Private payrolls increased 692,000, beating the consensus estimate of 600,000, as the reopening of the economy drove up job gains in leisure and hospitality.
“The services jobs was very strong in the ADP report, which is consistent with the reopening in the U.S.,” John Ragard, senior portfolio manager, small cap equity at Spouting Rock Asset Management told in an interview on Wednesday. “Airlines are hiring more pilots, hotel occupancy and hotel rates are increasing, there’s clearly a need for more people to come back into the services sector, especially into the travel and transportation industry.”
“The bond markets are telling us that growth is decelerating [amid] some recent inflation data points that have been relatively soft.” Ragard said. “I’m not saying that we won’t still see some surprising inflation numbers, month to month, but I do believe that the growth rates have peaked.”

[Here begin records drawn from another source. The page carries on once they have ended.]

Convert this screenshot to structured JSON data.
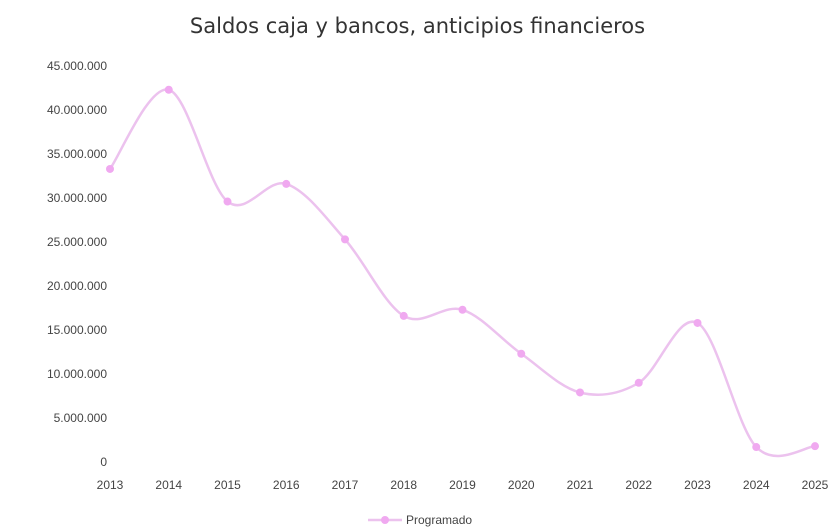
{
  "chart_data": {
    "type": "line",
    "title": "Saldos caja y bancos, anticipios financieros",
    "categories": [
      "2013",
      "2014",
      "2015",
      "2016",
      "2017",
      "2018",
      "2019",
      "2020",
      "2021",
      "2022",
      "2023",
      "2024",
      "2025"
    ],
    "series": [
      {
        "name": "Programado",
        "values": [
          33300000,
          42300000,
          29600000,
          31600000,
          25300000,
          16600000,
          17300000,
          12300000,
          7900000,
          9000000,
          15800000,
          1700000,
          1800000
        ]
      }
    ],
    "ylim": [
      0,
      45000000
    ],
    "yticks": [
      0,
      5000000,
      10000000,
      15000000,
      20000000,
      25000000,
      30000000,
      35000000,
      40000000,
      45000000
    ],
    "ytick_labels": [
      "0",
      "5.000.000",
      "10.000.000",
      "15.000.000",
      "20.000.000",
      "25.000.000",
      "30.000.000",
      "35.000.000",
      "40.000.000",
      "45.000.000"
    ],
    "smooth": true,
    "grid": false,
    "legend_position": "bottom",
    "colors": {
      "series": "#ecc2ee",
      "marker": "#f0a9f0",
      "text": "#444444"
    }
  }
}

Still, the overall market will continue to grind higher in the second half of the year with greater corporate productivity expected to push earnings higher.
“I think the market will continue to gradually drift higher, driven by the relative strength of company’s earnings and cash flows,” Ragard said. The pandemic impact and the labor shortage have forced companies to spend money on technology including automation, driving up productivity gains, which ultimately will boost margins and earnings growth.
“Companies are finding ways to make capital decisions mostly with technology to get good rates of return on their investment and faster paybacks,” Ragard added. “This is enhancing their profit margins and will help to offset some of the headwinds with inflation and the [expected] deceleration of economic growth,” Ragard added.